The patriarch told the delegates that “people are disappointed how little help has been received to date.”
He was addressing a conference “Christians in the Middle East: Citizenship, Human Rights and their Future” supported by Catholic charity Aid to the Church in Need.
Stressing the immediate challenge, Patriarch Sako said: “At present about 120,000 Christians are living in Iraq as refugees.
“They need everything because the ISIS terrorists have taken all they had. The greatest challenge at the present time is the provision of living accommodation.”
The leader of the Chaldean Christians explained that with temperatures set to plunge in the coming months the crisis was going to get worse.
Patriarch Sako said: “The winter, which can be very cold in Iraqi Kurdistan, is coming and the people can’t possibly stay in tents. We rely heavily on support here.”
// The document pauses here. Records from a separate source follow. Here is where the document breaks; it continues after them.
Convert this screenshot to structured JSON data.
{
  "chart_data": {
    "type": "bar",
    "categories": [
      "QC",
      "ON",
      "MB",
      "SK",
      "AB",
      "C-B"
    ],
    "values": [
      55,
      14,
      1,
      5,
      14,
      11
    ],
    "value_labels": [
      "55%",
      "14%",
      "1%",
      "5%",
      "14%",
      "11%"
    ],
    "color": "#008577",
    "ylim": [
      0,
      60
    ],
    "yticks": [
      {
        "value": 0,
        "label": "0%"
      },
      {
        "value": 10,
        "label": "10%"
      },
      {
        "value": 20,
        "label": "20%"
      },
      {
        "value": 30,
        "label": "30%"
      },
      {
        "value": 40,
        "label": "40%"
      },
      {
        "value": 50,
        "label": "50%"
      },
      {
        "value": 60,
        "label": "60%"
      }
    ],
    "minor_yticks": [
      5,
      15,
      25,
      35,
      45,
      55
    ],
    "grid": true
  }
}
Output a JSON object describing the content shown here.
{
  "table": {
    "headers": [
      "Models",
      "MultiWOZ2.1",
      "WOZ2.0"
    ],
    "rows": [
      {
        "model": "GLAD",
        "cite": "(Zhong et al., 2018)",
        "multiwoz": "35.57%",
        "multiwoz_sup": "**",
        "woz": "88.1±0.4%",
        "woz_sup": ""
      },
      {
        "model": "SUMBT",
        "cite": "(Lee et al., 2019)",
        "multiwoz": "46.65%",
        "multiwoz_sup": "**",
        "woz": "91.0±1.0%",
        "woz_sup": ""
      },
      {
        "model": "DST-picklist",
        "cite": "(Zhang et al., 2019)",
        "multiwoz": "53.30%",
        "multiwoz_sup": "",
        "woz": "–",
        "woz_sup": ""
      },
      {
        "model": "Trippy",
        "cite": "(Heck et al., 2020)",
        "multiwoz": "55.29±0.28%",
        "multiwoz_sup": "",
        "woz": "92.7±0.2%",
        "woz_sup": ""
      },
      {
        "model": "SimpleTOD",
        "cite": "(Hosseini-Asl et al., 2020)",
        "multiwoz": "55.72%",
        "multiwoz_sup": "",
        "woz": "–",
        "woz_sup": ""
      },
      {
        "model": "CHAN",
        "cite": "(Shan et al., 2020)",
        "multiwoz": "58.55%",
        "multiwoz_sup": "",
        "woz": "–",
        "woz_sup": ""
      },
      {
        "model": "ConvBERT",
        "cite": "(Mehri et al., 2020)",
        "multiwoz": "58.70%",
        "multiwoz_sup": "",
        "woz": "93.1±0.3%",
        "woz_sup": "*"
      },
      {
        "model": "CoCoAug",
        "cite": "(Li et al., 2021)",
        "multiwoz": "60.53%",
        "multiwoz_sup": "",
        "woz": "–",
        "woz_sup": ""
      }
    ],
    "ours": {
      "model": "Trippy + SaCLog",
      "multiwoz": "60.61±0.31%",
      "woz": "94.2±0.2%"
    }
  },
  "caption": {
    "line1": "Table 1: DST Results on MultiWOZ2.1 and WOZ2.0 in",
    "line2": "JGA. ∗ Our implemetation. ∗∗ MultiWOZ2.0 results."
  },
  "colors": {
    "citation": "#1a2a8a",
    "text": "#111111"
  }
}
Calling for a protection zone for Christians to be set up in northern Iraq under a UN mandate, he also asked the UN to intervene to enable those who had been displaced by the advance of the Islamic State (formerly ISIS) to go back home.
He said: “We need a resolution of the United Nations which will enable us to return,” warning that if the Iraqi Christians are not able to return to their homes in the Nineveh Plains, they will become exiles living outside their homeland.
Speaking before the meeting, Mosul’s Syriac Orthodox Archbishop Nicodemus Daoud Sharaf backed the patriarch’s call for action, saying the United Nations must recognise and condemn the expulsion of the Christians in Iraq as “genocide against Christians”.
Archbishop Sharaf said: “The United Nations are quick to condemn anti-Semitism. We want to see the same when Christians are persecuted.” He added: “We need genuine humanitarian aid. Time is a major factor for us. More and more people are leaving the country.”
Also speaking at the conference, Syriac Catholic Patriarch Ignace III Yousif Yunan called for greater commitment from the international community.
He said “With the capture by ISIS of Syriac Catholic towns such as Qaraqosh, tens of thousands of my faithful are fleeing.
“Aid from the international community would not only help them materially, but also show them that they are not alone and not forgotten.”
According to the Syriac Catholic Patriarch the industrialised nations had not been interested in the plight of the Christians of the Middle East as they were too few and too poor.
Patriarch Yunan – who is based in Lebanon – also stressed that in the long term the Christian presence in Iraq could only be guaranteed by separating state and religion.
“As an international family we must work towards the separation of state and religion.”
The Syriac-Catholic Patriarch called on Muslims to reinterpret their scriptures to move this process forwards.
He said: “In the twenty-first century one cannot make an exegesis as though one were in the seventh century.”
The conference “Christians in the Middle East: Citizenship, Human Rights and their Future”, organised by Vatican representation at the UN, was a fringe meeting at the UN Human Rights Council in Geneva.
The meeting on Tuesday,16 September, was attended by delegates from the United States, Great Britain, Poland and Austria.
Following the conference US Ambassador Keith Harper met with a delegation of Iraqi Church representatives for further discussions.